- Tesla CEO Elon Musk tweeted that the shift toward electric vehicles could lower internal combustion engine cars’ resale value.
- The tweet was just one of many instances of Tesla and Musk mocking gasoline cars over the last two months.
Tesla (TSLA) and CEO Elon Musk frequently mock gasoline cars. From calling them a “passing fad” to comparing them to “steam engines,” Musk has often shown his contempt for ICE (internal combustion engine) cars. EV (electric vehicle) sales have grown briskly over the last five years. Furthermore, Tesla achieved record deliveries in the third quarter despite falling short of the 100,000 level Musk was apparently pushing for. Yesterday, Musk took another shot at ICE cars, tweeting, “Given how quickly the world is shifting to electric vehicles, a gas/diesel vehicle bought today will probably have low resale value.”
Does it matter?
Vehicle ownership costs comprise the purchase price, federal subsidies, running and maintenance costs, and resale value. Historically, EVs have tended to have a lower resale price, as federal tax incentives don’t apply to used EV purchases. Additionally, EV batteries, a key component, lose their capacity over time.

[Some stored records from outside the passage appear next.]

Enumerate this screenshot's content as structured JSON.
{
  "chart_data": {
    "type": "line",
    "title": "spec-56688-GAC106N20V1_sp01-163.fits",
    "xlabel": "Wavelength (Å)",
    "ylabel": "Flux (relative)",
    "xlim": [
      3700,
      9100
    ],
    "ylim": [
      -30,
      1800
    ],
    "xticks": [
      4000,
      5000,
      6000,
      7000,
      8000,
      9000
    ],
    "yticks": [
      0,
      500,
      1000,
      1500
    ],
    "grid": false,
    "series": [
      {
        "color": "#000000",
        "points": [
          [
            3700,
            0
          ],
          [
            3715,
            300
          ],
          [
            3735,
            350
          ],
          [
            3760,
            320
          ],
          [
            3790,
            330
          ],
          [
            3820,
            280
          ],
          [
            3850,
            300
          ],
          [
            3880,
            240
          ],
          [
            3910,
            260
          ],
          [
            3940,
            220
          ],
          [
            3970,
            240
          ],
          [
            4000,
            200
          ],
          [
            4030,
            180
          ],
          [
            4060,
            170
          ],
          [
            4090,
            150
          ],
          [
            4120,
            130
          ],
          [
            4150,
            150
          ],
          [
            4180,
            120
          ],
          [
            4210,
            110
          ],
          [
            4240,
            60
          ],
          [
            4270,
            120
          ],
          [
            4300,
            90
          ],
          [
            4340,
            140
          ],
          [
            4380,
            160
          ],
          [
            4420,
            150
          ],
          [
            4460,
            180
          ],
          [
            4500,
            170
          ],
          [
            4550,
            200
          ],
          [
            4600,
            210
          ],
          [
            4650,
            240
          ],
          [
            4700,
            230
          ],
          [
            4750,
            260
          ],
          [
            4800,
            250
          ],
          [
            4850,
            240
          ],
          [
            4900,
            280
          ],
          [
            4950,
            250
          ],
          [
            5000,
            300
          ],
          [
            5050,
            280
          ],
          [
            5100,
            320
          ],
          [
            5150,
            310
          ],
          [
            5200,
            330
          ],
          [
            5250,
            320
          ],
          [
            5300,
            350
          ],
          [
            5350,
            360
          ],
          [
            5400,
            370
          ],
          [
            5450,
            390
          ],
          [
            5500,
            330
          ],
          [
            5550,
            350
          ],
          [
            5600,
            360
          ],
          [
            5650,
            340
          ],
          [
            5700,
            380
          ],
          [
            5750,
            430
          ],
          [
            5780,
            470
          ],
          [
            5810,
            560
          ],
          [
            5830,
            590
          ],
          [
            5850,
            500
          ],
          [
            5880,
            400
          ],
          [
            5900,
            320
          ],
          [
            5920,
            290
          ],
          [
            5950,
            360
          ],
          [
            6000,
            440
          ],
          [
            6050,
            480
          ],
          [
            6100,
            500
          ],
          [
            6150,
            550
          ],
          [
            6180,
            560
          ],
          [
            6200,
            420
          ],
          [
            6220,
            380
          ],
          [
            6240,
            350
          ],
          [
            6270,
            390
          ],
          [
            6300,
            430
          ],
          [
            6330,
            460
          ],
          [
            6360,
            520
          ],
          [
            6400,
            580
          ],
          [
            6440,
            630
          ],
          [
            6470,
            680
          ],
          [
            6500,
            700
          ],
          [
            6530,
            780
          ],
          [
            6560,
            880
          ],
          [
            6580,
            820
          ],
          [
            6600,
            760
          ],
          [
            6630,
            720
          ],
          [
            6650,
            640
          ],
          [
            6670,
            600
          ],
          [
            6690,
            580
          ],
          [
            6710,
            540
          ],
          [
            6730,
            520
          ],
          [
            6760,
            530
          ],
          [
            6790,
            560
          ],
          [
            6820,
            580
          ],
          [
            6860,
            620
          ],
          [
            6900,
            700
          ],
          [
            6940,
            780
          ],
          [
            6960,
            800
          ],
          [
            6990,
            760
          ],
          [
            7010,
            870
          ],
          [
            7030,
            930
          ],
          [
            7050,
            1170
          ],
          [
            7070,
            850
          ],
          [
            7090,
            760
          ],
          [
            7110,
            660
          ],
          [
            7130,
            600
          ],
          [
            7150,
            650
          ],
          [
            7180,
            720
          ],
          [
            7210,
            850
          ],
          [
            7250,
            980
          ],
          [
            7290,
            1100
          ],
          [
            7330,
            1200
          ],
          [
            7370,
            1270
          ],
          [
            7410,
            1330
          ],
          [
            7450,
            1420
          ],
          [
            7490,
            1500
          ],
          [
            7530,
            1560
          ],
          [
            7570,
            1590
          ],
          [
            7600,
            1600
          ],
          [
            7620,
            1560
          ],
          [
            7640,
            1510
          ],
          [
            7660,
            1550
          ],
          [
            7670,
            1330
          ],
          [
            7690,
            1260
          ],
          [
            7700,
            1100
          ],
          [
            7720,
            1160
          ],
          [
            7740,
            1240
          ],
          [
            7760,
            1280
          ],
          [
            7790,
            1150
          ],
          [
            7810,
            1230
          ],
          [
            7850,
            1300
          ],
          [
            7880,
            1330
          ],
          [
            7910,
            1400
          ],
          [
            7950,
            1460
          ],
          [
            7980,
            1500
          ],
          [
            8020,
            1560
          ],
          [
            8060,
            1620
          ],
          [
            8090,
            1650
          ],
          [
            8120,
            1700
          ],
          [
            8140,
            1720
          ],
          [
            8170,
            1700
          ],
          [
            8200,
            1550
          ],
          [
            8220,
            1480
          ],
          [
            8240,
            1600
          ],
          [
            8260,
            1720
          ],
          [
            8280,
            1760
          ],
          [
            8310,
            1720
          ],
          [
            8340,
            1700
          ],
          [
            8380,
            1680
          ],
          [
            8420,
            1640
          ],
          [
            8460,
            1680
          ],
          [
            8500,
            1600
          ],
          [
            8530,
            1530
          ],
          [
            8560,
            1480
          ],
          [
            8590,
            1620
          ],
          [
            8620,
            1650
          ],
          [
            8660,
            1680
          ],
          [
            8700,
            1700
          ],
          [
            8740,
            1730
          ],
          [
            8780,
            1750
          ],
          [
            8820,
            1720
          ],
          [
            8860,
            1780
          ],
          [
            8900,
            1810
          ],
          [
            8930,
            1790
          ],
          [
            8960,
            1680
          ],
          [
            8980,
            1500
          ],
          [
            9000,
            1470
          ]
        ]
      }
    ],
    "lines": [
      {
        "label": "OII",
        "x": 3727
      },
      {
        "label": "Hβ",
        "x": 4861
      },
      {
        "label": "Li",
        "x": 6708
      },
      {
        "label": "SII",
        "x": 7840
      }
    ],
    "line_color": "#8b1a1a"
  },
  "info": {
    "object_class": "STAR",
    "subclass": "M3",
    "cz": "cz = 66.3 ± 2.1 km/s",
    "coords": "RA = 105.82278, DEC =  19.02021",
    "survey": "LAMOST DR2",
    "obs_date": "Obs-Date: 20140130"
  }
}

However, Tesla seems to have changed that. Citing KBB (Kelly Blue Book), Forbes reported earlier this year that Tesla’s Model 3 is “expected to retain 64.3% of its original worth after three years. That’s within striking distance of the model KBB cites as having the best three-year trade in value among all vehicles, the Toyota Tacoma pickup truck at 69.4%.”
Is Elon Musk right?
A vehicle’s resale price does play a part in buyers’ decisionmaking. As the KBB data shows, Tesla’s bestselling Model 3 has a very high resale value. That higher resale value could somewhat justify the new cars’ high purchase price.
EV sales are also affected by government policies. In China, the largest EV market, new energy vehicle sales fell in July and August after the country lowered subsidies. Musk sees China as a key market and expects the Model 3’s demand to be 5,000 units per week in the country.
While EVs’ higher resale value helps, the industry should look at technological advancements to achieve price parity with ICE cars. Otherwise, EVs could remain a niche segment, and gasoline cars’ elimination would be a pipe dream.